The surprise divorce of Amazon CEO and world’s richest man Jeff Bezos and his wife Mackenzie has focused the world’s media attention on the eye-watering dollars at stake in their split.
Mackenzie Bezos reportedly could walk away with as much as $96 billion from their divorce settlement, earning her in addition to her own independent professional status, a new title as the world’s richest woman.
But the Bezos divorce has also shone a light on the complexities of the business world where couples who co-own a business may want to divorce, but continue working together.
Is that even possible?
Yes, but it requires the active commitment by both parties to using a process like Collaborative Law which is revolutionising the way separating couples resolve their issues without stressful fights in court and finalise their divorce without court.

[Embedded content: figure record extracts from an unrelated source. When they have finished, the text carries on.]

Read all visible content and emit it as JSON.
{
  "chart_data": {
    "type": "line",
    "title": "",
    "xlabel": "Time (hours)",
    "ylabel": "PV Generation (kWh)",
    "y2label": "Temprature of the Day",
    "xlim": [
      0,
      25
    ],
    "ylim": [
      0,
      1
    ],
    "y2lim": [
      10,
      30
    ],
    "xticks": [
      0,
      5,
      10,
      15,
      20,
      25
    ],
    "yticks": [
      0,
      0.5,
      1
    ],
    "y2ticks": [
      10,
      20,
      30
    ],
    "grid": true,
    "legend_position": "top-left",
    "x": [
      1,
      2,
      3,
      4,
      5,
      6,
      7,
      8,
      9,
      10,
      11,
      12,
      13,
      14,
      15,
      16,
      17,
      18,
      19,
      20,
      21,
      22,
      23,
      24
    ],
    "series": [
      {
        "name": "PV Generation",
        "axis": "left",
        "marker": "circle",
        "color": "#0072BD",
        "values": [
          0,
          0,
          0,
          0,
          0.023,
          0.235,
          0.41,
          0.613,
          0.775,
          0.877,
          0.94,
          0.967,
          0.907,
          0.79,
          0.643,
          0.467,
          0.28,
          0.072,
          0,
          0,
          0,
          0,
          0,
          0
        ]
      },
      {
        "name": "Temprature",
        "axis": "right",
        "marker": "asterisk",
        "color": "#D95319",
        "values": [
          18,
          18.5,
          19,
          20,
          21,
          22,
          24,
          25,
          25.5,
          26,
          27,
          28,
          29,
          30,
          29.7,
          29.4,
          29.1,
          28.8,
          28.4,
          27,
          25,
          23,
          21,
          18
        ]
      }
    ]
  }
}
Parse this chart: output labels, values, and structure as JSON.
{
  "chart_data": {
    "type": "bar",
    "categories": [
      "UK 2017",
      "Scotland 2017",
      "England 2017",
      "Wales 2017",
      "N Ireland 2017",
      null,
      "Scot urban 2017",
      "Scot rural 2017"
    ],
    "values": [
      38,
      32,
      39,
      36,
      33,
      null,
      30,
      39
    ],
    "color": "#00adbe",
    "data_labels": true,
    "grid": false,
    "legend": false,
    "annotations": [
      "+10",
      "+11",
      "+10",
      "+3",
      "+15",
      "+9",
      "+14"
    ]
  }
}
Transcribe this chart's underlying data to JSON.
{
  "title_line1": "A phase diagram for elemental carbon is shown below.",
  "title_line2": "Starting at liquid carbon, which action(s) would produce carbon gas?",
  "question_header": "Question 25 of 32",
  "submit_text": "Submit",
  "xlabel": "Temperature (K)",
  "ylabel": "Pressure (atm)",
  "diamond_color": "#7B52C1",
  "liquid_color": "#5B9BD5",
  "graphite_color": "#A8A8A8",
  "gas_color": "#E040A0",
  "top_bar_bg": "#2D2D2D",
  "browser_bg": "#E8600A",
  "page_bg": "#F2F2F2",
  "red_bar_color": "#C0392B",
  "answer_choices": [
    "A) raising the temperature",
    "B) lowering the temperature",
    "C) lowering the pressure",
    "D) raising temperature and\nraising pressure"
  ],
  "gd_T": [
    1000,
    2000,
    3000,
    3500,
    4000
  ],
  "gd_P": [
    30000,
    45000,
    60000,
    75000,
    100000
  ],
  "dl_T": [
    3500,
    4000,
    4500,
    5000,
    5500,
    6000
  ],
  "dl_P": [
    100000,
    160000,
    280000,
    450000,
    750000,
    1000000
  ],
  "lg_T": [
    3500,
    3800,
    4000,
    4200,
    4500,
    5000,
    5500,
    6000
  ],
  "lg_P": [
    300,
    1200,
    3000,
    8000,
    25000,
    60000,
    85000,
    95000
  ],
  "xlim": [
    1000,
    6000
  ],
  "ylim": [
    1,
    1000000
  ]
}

The plans for Jeff and Mackenzie Bezos to reportedly separate in an amicable way personifies what Collaborative Law is about.
In particular it can be used to retain a business partnership even if the private relationship ends.
We had a matter where the couple were getting a divorce. They were referred to us by their accountant. The parties had reached an agreement and they wanted to be able to finalise their family law property settlement.
They were co-owners of a very successful business in Brisbane and it was important to them to be able to continue working in that business together as it provided a very good income stream for them and they both had very distinct roles in that business. Neither could replace the other. The husband worked full-time and his wife was happy to work part-time.
So the challenge was to find a way that they could keep the business but also have a family law property settlement.
I brought in a colleague who was trained in Collaborative Law and together we drafted an agreement which would enable the divorcing pair to finalise a property settlement whilst remaining in the business.
We used the principles of Collaborative Law to do this including asking the parties what their ‘interests’ were which essentially means what their future goals, needs and concerns were, so that we could ensure that everyone was on the same page.
If a Collaborative Family Law approach had not been used it would have been very difficult to achieve this outcome.
Negotiation by correspondence or even mediation doesn’t really offer the opportunity to talk about what is underneath the end goal for each party. You really need to be able to dig a bit deeper and find out what’s really going on in their thinking.
In a situation where people want to continue operating a business, it’s only possible to formalise a property settlement by using a Binding Financial Agreement.
It’s not something that you would be able to have approved by the Family Court using an Application for Consent Orders because Section 81 of the Family Law Act (the ‘clean break principle’) requires the Court to finalise the financial relationship between parties.
That is not always ideal, particularly in circumstances such as this, where the parties would have had to strip money out of the business to pay out the wife her entitlement.
That would have taken away important working capital from the business or required the business to incur expensive borrowing.
Neither party wanted that and just did not see the sense in that.
An advantage in collaborating in finalising the agreement this way enabled both parties to share in the growth of the business.
It was on a significant growth trajectory and valuing it now would have been detrimental to the wife because it would not have enabled her to share in the future value of the business.
But taking into account the potential future value of the business which the Court could not do would have disadvantaged the husband as, if he had not achieved the expected growth, the business would have been overvalued.
It’s important to note that if the matter had gone through court, the business would have been valued based on historical figures at the date that the Court was deciding the matter or a valuation closest to that date.
It was important for us to work with the parties’ accountants to include provisions to enable either party to exit from the business so that they did not have another dispute on their hands.
This was factored into the Binding Financial Agreement rather than being a separate Shareholders’ Agreement or Partnership Agreement as we wanted to ensure that the terms were negotiated and clear now, to avoid potential dispute in the future.
A noteworthy factor here is that the husband had re-partnered and was in a serious, committed relationship with his new partner (to the extent that he was considering entering into a pre-nup type Binding Financial Agreement with her).
As such, it was obviously important to make sure that the ex-wife’s interest in the business was secured for her now, so that she would not lose out if the husband and his new partner separated.
This ironically probably also offered him some protection against the new partner because he didn’t own the whole business and continued to only hold a portion of it with his ex-wife.
So the ex-wife’s portion of the business would not go into the husband’s property pool if he and his new partner separated.
I regard this settlement as a very successful outcome which would not have been possible without the Collaborative approach.
It’s crucial that the accountants and other professional advisers are involved in the discussions right from the beginning, just as lawyers who practice in Collaborative Practice should be brought in early in situations like this.
People sometimes take steps which, whilst well-meaning, can be misguided. We can work with professional advisers to ensure the best outcome for the couple and their business.
The Bezos divorce will play out in the headlines of the world’s media and also dominate social media forums in the months ahead. To many this divorce is beyond their frame of reference, something that only happens at “the big end of town”.
But the legal principles that will swirl around the Bezos divorce go far wider than the estimated $A191 billion value of Amazon and how it is split.
The Bezos divorce has put a new focus on how a business and private relationship can be tangled and the steps needed to untangle it yet somehow preserve a business partnership if that is what the participants desire.